Cacilda foi a primeira a chegar, ajoelhando-se ao lado de Rodolfo. “Sinhô Rodolfo, fala comigo!”, exclamou, enquanto tentava erguê-lo. Zé Preto correu para buscar Sinhá Benedita, e a casa virou um caos de vozes e passos apressados. Elias, tremendo, segurava a mão do pai, as lágrimas escorrendo pelo rosto. “Pai, não me deixa… Não me deixa com aquela mulher que me odeia!”, soluçava, a voz entrecortada. Rodolfo, com o pouco fôlego que lhe restava, apertou a mão do filho. “Seja forte… sempre… você… é meu… FILHO… tem… a minha… bênção…”, murmurou, os olhos fixos nos de Elias, antes de fechar-se lentamente. “PAI!”, gritou Elias, o corpo sacudido por soluços. Cacilda o puxou para um abraço apertado, tentando protegê-lo da dor que se abatia sobre ele. “Mãe Cacilda! Tô desamparado! Sem meu pai…”, chorava o menino, agarrando-se a ela como se fosse sua última âncora. Sinhá Benedita, que chegou correndo, tentou em vão reanimar Rodolfo, mas o coração do patriarca já havia parado. A casa, antes cheia de vozes, caiu num silêncio pesado, quebrado apenas pelos soluços de Elias. Elvira, do alto de sua frieza, apareceu na porta da sala, os braços cruzados, o rosto impassível. “Que barulho por nada! Só mostra o quanto é um estorvo!”, murmurou, virando as costas e desaparecendo pelo corredor.
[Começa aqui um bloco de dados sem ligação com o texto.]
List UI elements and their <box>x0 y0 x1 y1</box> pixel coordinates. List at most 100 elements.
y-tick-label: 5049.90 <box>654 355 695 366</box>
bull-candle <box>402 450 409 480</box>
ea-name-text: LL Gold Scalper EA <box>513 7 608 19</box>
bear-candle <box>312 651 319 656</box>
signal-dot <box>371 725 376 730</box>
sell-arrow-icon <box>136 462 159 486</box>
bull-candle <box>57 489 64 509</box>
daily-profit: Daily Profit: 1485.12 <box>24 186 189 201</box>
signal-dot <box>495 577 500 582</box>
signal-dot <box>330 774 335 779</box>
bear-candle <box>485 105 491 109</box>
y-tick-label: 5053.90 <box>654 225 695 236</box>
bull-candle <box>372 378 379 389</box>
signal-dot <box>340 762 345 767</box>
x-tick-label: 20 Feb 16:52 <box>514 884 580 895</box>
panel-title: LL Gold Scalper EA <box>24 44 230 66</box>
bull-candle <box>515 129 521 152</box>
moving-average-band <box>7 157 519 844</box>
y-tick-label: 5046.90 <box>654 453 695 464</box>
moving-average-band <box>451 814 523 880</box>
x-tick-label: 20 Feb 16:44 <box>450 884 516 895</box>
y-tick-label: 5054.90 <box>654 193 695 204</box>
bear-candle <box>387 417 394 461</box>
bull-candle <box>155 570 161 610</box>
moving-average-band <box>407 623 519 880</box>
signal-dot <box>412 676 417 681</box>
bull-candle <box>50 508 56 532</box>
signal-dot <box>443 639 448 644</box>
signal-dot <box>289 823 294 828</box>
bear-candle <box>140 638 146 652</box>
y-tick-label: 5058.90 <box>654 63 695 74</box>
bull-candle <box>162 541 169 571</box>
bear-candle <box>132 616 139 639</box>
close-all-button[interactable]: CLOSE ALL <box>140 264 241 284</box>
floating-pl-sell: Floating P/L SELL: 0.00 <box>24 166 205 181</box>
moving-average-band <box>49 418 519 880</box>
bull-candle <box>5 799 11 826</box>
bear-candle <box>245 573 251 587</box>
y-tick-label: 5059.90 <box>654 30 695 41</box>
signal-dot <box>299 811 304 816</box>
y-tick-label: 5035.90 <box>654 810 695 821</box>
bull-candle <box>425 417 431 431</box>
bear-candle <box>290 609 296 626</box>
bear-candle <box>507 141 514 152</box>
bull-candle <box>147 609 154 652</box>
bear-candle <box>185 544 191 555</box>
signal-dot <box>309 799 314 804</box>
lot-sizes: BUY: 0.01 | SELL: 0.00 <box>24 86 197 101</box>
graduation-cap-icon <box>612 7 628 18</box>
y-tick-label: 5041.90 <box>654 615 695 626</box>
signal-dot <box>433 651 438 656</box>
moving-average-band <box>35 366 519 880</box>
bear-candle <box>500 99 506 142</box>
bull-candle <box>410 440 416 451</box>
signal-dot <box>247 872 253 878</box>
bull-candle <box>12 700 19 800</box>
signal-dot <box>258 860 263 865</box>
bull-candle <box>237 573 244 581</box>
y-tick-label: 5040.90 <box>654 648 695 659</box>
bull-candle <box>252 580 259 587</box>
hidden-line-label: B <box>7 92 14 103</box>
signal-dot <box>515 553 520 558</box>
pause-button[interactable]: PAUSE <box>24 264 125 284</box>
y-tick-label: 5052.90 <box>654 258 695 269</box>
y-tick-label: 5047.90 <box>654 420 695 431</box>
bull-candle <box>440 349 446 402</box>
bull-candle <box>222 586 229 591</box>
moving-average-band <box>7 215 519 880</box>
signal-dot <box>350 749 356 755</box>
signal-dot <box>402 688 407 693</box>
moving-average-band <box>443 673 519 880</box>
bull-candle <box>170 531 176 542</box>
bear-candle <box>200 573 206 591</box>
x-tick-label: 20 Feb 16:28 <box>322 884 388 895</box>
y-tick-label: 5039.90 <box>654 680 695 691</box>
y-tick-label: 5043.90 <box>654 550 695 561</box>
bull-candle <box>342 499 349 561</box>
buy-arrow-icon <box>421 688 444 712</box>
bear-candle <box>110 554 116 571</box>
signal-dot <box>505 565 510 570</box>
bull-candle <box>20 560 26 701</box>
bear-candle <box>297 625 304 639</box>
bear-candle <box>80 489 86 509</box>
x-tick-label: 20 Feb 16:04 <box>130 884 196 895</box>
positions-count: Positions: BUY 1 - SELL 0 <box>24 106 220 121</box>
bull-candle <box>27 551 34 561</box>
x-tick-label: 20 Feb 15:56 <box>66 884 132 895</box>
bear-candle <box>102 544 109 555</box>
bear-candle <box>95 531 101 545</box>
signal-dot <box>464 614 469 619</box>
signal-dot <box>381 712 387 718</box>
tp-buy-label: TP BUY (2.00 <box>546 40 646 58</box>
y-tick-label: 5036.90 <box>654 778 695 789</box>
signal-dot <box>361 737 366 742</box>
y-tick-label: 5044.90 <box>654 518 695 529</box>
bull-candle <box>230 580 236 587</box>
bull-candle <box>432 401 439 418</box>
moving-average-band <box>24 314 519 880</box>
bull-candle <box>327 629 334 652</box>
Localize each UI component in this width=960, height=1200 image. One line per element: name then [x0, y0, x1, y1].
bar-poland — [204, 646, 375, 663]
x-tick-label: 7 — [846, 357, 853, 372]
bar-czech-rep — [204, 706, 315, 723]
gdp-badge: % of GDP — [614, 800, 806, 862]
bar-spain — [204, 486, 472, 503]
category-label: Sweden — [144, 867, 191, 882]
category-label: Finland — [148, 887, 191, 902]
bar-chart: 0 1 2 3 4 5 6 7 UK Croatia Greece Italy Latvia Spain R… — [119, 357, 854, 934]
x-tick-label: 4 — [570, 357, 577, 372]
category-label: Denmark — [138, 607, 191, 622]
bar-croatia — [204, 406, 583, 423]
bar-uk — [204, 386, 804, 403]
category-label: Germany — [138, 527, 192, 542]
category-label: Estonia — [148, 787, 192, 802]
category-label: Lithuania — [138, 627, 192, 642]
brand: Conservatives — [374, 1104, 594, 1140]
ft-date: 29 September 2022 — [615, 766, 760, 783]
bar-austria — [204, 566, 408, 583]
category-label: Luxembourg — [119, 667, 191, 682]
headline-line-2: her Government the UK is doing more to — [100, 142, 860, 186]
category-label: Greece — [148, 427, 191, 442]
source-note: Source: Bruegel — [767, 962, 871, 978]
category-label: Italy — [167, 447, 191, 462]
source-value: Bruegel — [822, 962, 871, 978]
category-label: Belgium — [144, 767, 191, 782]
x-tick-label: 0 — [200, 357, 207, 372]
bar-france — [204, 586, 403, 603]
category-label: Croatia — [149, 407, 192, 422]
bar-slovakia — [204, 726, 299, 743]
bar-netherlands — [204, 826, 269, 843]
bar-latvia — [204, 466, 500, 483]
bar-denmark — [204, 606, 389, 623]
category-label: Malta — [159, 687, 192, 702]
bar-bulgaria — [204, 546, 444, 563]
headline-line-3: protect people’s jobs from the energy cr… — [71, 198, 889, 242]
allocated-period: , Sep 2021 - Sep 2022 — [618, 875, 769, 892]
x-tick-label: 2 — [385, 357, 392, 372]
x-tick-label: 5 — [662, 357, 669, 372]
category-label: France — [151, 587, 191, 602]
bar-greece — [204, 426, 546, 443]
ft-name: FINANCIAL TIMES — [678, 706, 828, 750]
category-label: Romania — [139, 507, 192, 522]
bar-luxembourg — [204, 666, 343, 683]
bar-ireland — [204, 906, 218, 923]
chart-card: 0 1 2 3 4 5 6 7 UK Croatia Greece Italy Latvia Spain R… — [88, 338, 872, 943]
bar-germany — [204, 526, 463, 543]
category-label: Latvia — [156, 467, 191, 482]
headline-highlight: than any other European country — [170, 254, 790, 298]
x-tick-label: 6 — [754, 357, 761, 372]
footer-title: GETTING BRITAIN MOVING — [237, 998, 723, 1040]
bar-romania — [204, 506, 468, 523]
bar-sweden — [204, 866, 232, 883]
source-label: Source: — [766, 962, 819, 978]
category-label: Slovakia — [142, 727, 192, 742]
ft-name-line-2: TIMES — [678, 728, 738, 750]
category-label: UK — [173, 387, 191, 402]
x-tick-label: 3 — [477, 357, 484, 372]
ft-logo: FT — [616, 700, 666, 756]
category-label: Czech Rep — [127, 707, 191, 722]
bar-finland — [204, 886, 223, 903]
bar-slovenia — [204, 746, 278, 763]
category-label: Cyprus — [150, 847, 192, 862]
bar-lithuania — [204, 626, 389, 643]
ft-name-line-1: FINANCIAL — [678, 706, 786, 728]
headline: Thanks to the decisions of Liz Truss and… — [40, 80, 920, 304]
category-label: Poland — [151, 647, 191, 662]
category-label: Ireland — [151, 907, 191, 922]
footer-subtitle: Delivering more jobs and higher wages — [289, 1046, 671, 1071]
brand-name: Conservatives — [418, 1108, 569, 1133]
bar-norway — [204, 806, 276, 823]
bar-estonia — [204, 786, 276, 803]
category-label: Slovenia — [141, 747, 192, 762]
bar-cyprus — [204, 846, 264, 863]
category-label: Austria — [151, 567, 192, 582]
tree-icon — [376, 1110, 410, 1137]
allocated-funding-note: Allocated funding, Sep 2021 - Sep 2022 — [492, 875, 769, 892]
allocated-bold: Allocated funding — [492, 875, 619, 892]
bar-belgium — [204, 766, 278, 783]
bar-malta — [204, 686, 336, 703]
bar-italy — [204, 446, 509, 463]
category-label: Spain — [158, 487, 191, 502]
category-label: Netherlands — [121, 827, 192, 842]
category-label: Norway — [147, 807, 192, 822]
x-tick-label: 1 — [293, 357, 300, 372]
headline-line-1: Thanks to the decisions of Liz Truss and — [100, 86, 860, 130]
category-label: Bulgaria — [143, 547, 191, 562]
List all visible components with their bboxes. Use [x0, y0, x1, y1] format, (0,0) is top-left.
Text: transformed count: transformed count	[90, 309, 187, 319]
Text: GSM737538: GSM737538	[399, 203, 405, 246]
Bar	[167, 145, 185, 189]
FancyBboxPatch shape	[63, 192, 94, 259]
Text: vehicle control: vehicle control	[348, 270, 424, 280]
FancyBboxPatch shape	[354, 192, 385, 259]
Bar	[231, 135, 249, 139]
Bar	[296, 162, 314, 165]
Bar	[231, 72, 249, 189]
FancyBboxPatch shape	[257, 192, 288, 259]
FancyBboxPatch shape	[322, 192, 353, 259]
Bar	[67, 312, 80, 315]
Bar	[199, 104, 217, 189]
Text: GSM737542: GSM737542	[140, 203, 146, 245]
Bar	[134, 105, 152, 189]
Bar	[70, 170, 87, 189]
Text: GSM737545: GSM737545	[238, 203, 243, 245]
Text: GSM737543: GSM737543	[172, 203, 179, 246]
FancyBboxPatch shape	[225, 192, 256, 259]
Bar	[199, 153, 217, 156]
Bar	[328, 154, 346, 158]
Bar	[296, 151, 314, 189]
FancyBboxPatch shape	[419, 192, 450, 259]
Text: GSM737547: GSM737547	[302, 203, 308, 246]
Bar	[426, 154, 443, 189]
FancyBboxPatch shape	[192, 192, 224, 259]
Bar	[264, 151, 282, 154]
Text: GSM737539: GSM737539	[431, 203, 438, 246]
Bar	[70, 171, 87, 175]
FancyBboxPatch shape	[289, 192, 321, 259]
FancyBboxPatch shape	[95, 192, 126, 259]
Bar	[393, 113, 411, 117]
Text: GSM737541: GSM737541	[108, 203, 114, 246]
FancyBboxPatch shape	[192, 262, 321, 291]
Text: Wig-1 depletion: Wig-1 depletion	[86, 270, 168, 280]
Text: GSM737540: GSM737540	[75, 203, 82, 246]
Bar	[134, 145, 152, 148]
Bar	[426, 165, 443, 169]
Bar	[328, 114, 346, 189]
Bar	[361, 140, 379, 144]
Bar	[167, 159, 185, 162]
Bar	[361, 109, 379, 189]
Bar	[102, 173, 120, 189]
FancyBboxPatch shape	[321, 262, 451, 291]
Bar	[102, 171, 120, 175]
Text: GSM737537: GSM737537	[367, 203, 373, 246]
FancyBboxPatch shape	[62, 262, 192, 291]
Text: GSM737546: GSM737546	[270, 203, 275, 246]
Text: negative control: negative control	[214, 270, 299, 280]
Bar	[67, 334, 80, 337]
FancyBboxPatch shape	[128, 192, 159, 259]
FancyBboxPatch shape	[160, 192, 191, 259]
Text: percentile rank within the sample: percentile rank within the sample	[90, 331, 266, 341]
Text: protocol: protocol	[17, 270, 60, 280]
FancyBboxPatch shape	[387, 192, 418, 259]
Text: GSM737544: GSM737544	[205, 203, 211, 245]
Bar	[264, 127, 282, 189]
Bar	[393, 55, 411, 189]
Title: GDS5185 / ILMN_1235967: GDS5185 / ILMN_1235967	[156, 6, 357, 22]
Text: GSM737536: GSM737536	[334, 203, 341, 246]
Elias, com o rosto encharcado de lágrimas, olhou para Cacilda, sua verdadeira mãe, como se soubesse o que o aguardava. “A megera vai me castigar ainda mais”, parecia dizer com o olhar. Cacilda, com o coração partido, apertou-o novamente em seus braços. “Tu não tá sozinho, meu menino. Eu tô aqui. Sempre vou estar.” Elias, aos 10 anos, tornou-se um órfão de pai numa casa onde já era um estranho. Seus olhos verdes, agora mais tristes do que nunca, carregavam o peso de um futuro incerto. O rosário de Rodolfo, pendurado em seu pescoço, era seu único consolo, um lembrete do amor que o pai lhe dera. Mas, na Fazenda Santa Bárbara, sob o domínio cruel de Elvira e o desprezo dos irmãos, Elias começava a perceber que, apesar de livre, sua vida se assemelhava à de um escravo. Um escravo branco com olhos de pedra preciosa, preso num mundo que não o queria.